CHO cell deposition during initial stages of clarification using the D0HC commercial depth filter in a Micro 20 capsule

Depth filters are used extensively for initial clarification of cell culture broth in bioprocessing, both as a stand-alone unit operation and/or after centrifugation. Although a number of efforts have been made to apply classical fouling models to describe the performance of different depth filters, there is still considerable uncertainty over the nature and location of cell deposition on/within the depth filter. In this work, scanning electron microscopy and fluorescence microscopy were used to evaluate both the location and extent of Chinese Hamster Ovary (CHO) cell deposition within the Millistak+® D0HC depth filter in Micro 20 capsules during the initial phase of filtration. No cell deposit / cake was visible on the external filter surface, with the cells captured within the depth of the D0HC media. The fluorescent images show a significant spatial variation in cell deposition, with a much higher number of cells deposited at the bottom part of the filter when the Micro 20 capsule is oriented vertically (with the feed flow perpendicular to gravity), due to the greater density of the cell suspension compared to that of the buffer initially used to flush the filter.
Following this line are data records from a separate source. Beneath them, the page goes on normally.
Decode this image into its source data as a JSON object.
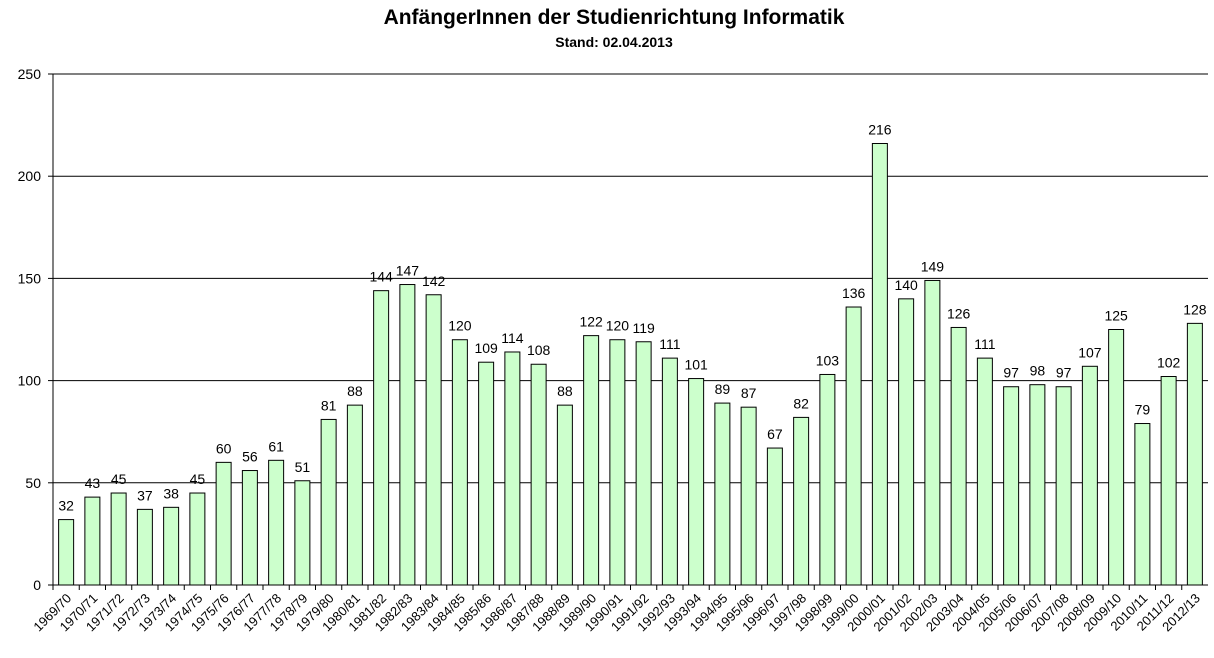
{
  "chart_data": {
    "type": "bar",
    "title": "AnfängerInnen der Studienrichtung Informatik",
    "subtitle": "Stand:  02.04.2013",
    "xlabel": "",
    "ylabel": "",
    "ylim": [
      0,
      250
    ],
    "yticks": [
      0,
      50,
      100,
      150,
      200,
      250
    ],
    "grid": true,
    "legend": "none",
    "bar_color": "#ccffcc",
    "categories": [
      "1969/70",
      "1970/71",
      "1971/72",
      "1972/73",
      "1973/74",
      "1974/75",
      "1975/76",
      "1976/77",
      "1977/78",
      "1978/79",
      "1979/80",
      "1980/81",
      "1981/82",
      "1982/83",
      "1983/84",
      "1984/85",
      "1985/86",
      "1986/87",
      "1987/88",
      "1988/89",
      "1989/90",
      "1990/91",
      "1991/92",
      "1992/93",
      "1993/94",
      "1994/95",
      "1995/96",
      "1996/97",
      "1997/98",
      "1998/99",
      "1999/00",
      "2000/01",
      "2001/02",
      "2002/03",
      "2003/04",
      "2004/05",
      "2005/06",
      "2006/07",
      "2007/08",
      "2008/09",
      "2009/10",
      "2010/11",
      "2011/12",
      "2012/13"
    ],
    "values": [
      32,
      43,
      45,
      37,
      38,
      45,
      60,
      56,
      61,
      51,
      81,
      88,
      144,
      147,
      142,
      120,
      109,
      114,
      108,
      88,
      122,
      120,
      119,
      111,
      101,
      89,
      87,
      67,
      82,
      103,
      136,
      216,
      140,
      149,
      126,
      111,
      97,
      98,
      97,
      107,
      125,
      79,
      102,
      128
    ]
  }
}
This behavior was well-described by the analysis of the velocity profiles within the Micro 20 capsule by computational fluid dynamics accounting for buoyancy effects on the flow. This spatial variation was absent when the capsule was oriented horizontally (with the feed flow parallel to gravity). Cell capture within the depth of the D0HC media was highly non-uniform, with some regions of the filter showing nearly close-packed cell deposits. The number of cells decreased with depth through the filter in both orientations, consistent with classical models for depth filtration. These results have significant implications in further understanding the fouling mechanisms during depth filtration for initial clarification of cell culture fluid.